Selected work

My Portfolio

A mix of academic, professional and side projects across embedded intelligence, TinyML, semiconductor reliability and the web.

In progressMaster's thesis research at the University of Siegen — exploring how open-source RISC-V style accelerators can run quantized neural networks at the edge.

Hardware-Accelerated DL with VTA

Optimizing and deploying Deep Learning models onto FPGA-based hardware accelerators using the Versatile Tensor Accelerator (VTA) framework for real-time applications.

  • FPGA
  • Deep Learning
  • VTA
  • Hardware
CompletedGroup project at the University of Siegen with Saju Khakurel and Thong Phan, supervised by Prof. Dr. Kristof Van Laerhoven (July 2025).

Efficient Human Activity Recognition on Memory-Constrained Smartwatches

TinyML study deploying CNN, LSTM, Hybrid CNN-LSTM and DeepConvLSTM models on the Bangle.js 2 smartwatch (256 KB RAM, 1 MB Flash) for real-time activity classification across the HANG Time-HAR, PAMAP2 and WEAR datasets.

Best accuracy (HANG Time-HAR)
79.3%
Datasets evaluated
3
Architectures benchmarked
4+
Target device RAM
256 KB
  • Benchmarked four lightweight architectures across three HAR datasets under strict memory and latency budgets.
  • DeepConvLSTM reached 79.3% test accuracy on the 19-class HANG Time-HAR basketball dataset.
  • SeparableConv1D CNN delivered the best efficiency on WEAR — strongest fit for actual on-device deployment.
  • Full TFLite Micro pipeline: preprocessing, MinMax scaling, post-training int8 quantization and emulator validation.

Problem & motivation

Smartwatches are everywhere, but running deep learning HAR models on them is hard: 256 KB of RAM and 1 MB of Flash on the Bangle.js 2 rule out standard DL stacks. TinyML closes this gap by keeping inference local, private and low-latency.

Case study 1 — HANG Time-HAR (basketball)

Classified 19 basketball activities from wrist-worn 3-axis accelerometer data (50 Hz, ±8 g) recorded by 24 players. Trained CNN (4,124 params), LSTM, Hybrid CNN-LSTM and DeepConvLSTM (41,324 params) with a 60/20/20 split and MinMax-scaled (20×3) windows. DeepConvLSTM was the strongest at 79.33% test accuracy; the LSTM collapsed at ~9.6%, confirming convolutional feature extraction is essential on this dataset.

Case study 2 — PAMAP2

Re-evaluated the same family of architectures on the PAMAP2 daily-activity benchmark to test generalization across sensor placements and activity types.

Case study 3 — WEAR

Adapted a Bangle.js gesture-recognition pipeline to the WEAR fitness dataset and compared a Baseline CNN, SeparableConv1D CNN, Multi-branch CNN and Multi-scale CNN in both FP32 and INT8. SeparableConv1D delivered the best accuracy-per-byte trade-off and was selected as the deployment candidate.

Deployment & optimization

Trained in Keras, converted via TensorFlow Lite for Microcontrollers, then post-training quantized to int8. Models were validated in the Bangle.js emulator (TFLite → JSON) since the physical device was unavailable; processing speeds stayed in the 7–27 ms range per inference.

  • TinyML
  • CNN
  • LSTM
  • DeepConvLSTM
  • TensorFlow Lite Micro
  • Quantization
  • Bangle.js 2
  • Edge AI
CompletedLiterature review for Semiconductor Electronics Design, EMINENT M.Sc. programme — January 2026.
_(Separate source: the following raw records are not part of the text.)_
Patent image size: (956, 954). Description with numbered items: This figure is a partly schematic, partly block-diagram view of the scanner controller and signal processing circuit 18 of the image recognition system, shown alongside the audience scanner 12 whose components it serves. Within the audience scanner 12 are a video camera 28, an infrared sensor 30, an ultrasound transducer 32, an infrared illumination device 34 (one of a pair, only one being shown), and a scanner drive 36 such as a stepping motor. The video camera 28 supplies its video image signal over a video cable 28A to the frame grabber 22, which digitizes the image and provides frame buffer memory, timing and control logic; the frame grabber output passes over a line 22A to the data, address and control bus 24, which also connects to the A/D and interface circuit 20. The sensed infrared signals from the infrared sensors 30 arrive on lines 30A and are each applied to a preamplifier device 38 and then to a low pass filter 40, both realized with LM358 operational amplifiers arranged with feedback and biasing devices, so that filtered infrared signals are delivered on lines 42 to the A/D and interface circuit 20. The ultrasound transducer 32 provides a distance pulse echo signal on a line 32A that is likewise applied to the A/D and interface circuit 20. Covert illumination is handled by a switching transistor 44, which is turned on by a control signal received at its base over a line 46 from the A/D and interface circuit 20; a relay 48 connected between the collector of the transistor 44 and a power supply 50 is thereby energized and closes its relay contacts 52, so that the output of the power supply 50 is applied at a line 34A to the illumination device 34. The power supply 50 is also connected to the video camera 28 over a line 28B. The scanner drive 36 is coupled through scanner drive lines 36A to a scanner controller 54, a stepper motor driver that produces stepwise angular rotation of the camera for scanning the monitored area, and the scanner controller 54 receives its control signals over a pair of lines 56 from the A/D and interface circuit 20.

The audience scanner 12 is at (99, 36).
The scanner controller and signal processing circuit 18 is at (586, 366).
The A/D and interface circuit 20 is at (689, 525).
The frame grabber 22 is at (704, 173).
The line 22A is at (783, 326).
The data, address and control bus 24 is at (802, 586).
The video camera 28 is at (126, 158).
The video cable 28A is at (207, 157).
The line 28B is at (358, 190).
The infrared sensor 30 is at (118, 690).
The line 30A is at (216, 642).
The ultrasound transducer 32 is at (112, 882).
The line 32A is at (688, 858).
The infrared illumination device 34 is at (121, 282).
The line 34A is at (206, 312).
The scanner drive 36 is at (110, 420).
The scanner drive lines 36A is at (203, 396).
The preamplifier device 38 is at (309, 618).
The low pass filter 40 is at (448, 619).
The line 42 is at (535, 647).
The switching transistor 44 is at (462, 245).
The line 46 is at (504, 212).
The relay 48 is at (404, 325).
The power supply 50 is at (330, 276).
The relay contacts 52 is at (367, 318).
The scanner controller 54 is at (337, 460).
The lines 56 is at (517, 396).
Error Correction Codes Below 28 nm — Literature Review

Semiconductor Electronics Design literature review on adaptive Error Correction Codes (ECC) for sub-28 nm memories, covering soft errors, multi-cell upsets and automated management of ECC features across chip revisions.

DFMC efficacy
99.956%
Energy saving vs static LPC
~41.35%
Feature propagation precision
~99%
References
4 IEEE/ACM sources
  • Surveyed why sub-28 nm FinFET/GAAFET nodes are increasingly vulnerable to Single Event Upsets and Multi-Cell Upsets.
  • Compared Parity, Hamming (SEC-DED), Line Product Code (LPC) and Chipkill across reliability, area and energy.
  • Analyzed the Dynamic Fault-Tolerant Memory Controller (DFMC) — adaptive ECC at 28 nm CMOS, 1 V.
  • Studied automated propagation of ECC feature revisions in preprocessor-based Software Product Lines.

The scaling challenge

As critical charge (Q_crit) shrinks at 16 nm, 7 nm and below, even low-energy neutrons and alpha particles cause bit-flips. Manufacturing variation, NBTI and HCI aging further erode reliability, making ECC a first-class architectural concern rather than an afterthought.

Adaptive ECC: the DFMC architecture

Stefani et al. (SBCCI 2023) propose a Dynamic Fault-Tolerant Memory Controller that switches between Parity, Hamming and LPC per memory block based on an evaluator + threshold engine. In 28 nm CMOS at 1 V it reaches 99.956% correction efficacy while using ~41.35% less energy than a static LPC controller in low-error scenarios — at the cost of growing the controller footprint from 1,446 µm² (no ECC) to 8,205 µm².

Managing ECC features across chip revisions

Michelon et al. (SANER 2023) treat ECC variants as features in a Software Product Line gated by #ifdefs. Their tool mines feature commits, computes deltas between source and destination releases and propagates ECC implementations automatically — ~99% precision/recall and ~63 s per propagation, avoiding error-prone manual integration of reliability logic.

Outlook

The review argues for hardware-software synergy at sub-28 nm: ML-driven error prediction inside the memory controller, version-control-integrated feature propagation, and energy-aware codes like LPC replacing heavyweight Chipkill in high-density 3D memories.

  • Semiconductors
  • ECC
  • Reliability
  • FinFET
  • Memory Controllers
  • Research